Die Chefin hat keine Ahnung – ihr wisst das wahrscheinlich schon, schließlich hat ihr ja inzwischen schon einiges über unsere Hobby-Bäuerin erfahren. Jedenfalls hat sie sich mal wieder völlig grundlos aufgeregt. Wir Zicken waren einfach mal bummeln – macht sie doch hin und wieder auch, mit Freundinnen durch Läden ziehen, kommentieren und manchmal sogar kaufen. Unser Bummel sieht so aus: Schwachstelle im Zaun checken, Anlauf taxieren, drüber springen und entdecken, was so im Schaufenster nebenan alles zu sehen ist – na ja, zugegeben, mit dem Sehen begnügen wir uns nicht. Hier ein Hälmchen, dort ein Blümchen, hier sattes Laub, gern auch mal die Rinde stattlicher Bäume, dort reife Beeren – und als Dank hinterlassen wir frischen Dung.

Zäune sind für Ziegen keine Grenzen, sondern eine Herausforderung. Ihr werden wir Zicken und Böcke hier täglich neu gerecht – und das bringt die Bäuerin durchaus mal an ihre eigene Grenze. Rein emotional, und manchmal auch organisatorisch.

ziegezaun

Aber ist der Zaun nicht auch eine wunderbare Metapher für ganz andere Grenzen und Übergänge, die zu unserem Leben gehören?
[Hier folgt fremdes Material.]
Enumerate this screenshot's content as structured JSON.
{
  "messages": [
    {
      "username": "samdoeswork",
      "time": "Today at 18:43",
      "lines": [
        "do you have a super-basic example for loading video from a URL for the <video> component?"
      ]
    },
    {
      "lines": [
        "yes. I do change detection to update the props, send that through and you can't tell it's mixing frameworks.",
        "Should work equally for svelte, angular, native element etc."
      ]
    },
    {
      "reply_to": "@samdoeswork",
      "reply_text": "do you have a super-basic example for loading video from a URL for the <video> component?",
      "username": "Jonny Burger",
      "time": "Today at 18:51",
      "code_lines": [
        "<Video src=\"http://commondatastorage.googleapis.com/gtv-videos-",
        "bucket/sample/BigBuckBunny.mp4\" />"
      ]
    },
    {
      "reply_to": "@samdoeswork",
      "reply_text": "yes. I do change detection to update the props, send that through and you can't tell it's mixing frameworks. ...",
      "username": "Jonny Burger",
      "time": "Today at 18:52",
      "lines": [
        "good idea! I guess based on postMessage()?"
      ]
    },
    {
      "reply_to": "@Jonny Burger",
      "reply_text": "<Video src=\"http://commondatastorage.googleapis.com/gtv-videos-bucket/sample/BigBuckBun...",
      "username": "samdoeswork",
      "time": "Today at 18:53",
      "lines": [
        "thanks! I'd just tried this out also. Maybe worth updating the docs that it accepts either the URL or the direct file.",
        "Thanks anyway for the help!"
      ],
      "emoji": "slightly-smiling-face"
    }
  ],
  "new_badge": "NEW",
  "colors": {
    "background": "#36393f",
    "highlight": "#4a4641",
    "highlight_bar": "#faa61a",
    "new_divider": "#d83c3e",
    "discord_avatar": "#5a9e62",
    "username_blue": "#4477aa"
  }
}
Ich gebe zu, ich fordere euch jetzt schon sehr. Mache einen kraftvollen Schlenker weg vom fröhlichen Landausflug zum tiefgründigen Nachdenken. Hin zum sicherlich heikelsten Aspekt der Tierhaltung, dem Schlachten. Wir sprechen von der Grenze zwischen Leben und Tod. Doch, das ist bei uns in der Herde durchaus ein Thema – und wie ich höre bei manchen Menschen auch.

Unser Herdenleben kann nicht funktionieren, wenn hier plötzlich die gesamte männliche Nachzucht – in guten Jahren vielleicht locker mal 15 Böckchen – ihr Leben verbringen will. Da wäre Chaos pur. Und für die Zucht auf anderen Höfen kommen auch nicht alle in Frage. Also hat sich die Chefin den Kopf zerbrochen wie sie als jahrzehntelange Vegetarierin damit umgehen kann. Ihr Verband hilft da nur bedingt weiter. Von Aufzucht über Haltungsbedingungen oder Fütterung bis hin zur Verarbeitung und letztlich zum fertigen Produkt gibt es Leitlinien für die Öko-Akteure. Und geregelt ist auch, wie lange ein Tier zum Schlachthaus gefahren werden darf. Aber der wirkliche Kern beim Thema Schlachten kommt in Verordnungen und Richtlinien nicht vor. Aber immerhin immer öfter in Gesprächen mit anderen Demeter-Bäuerinnen und –Bauern, und natürlich auch mit VerbraucherInnen. Manchmal geht es da richtig heiß her.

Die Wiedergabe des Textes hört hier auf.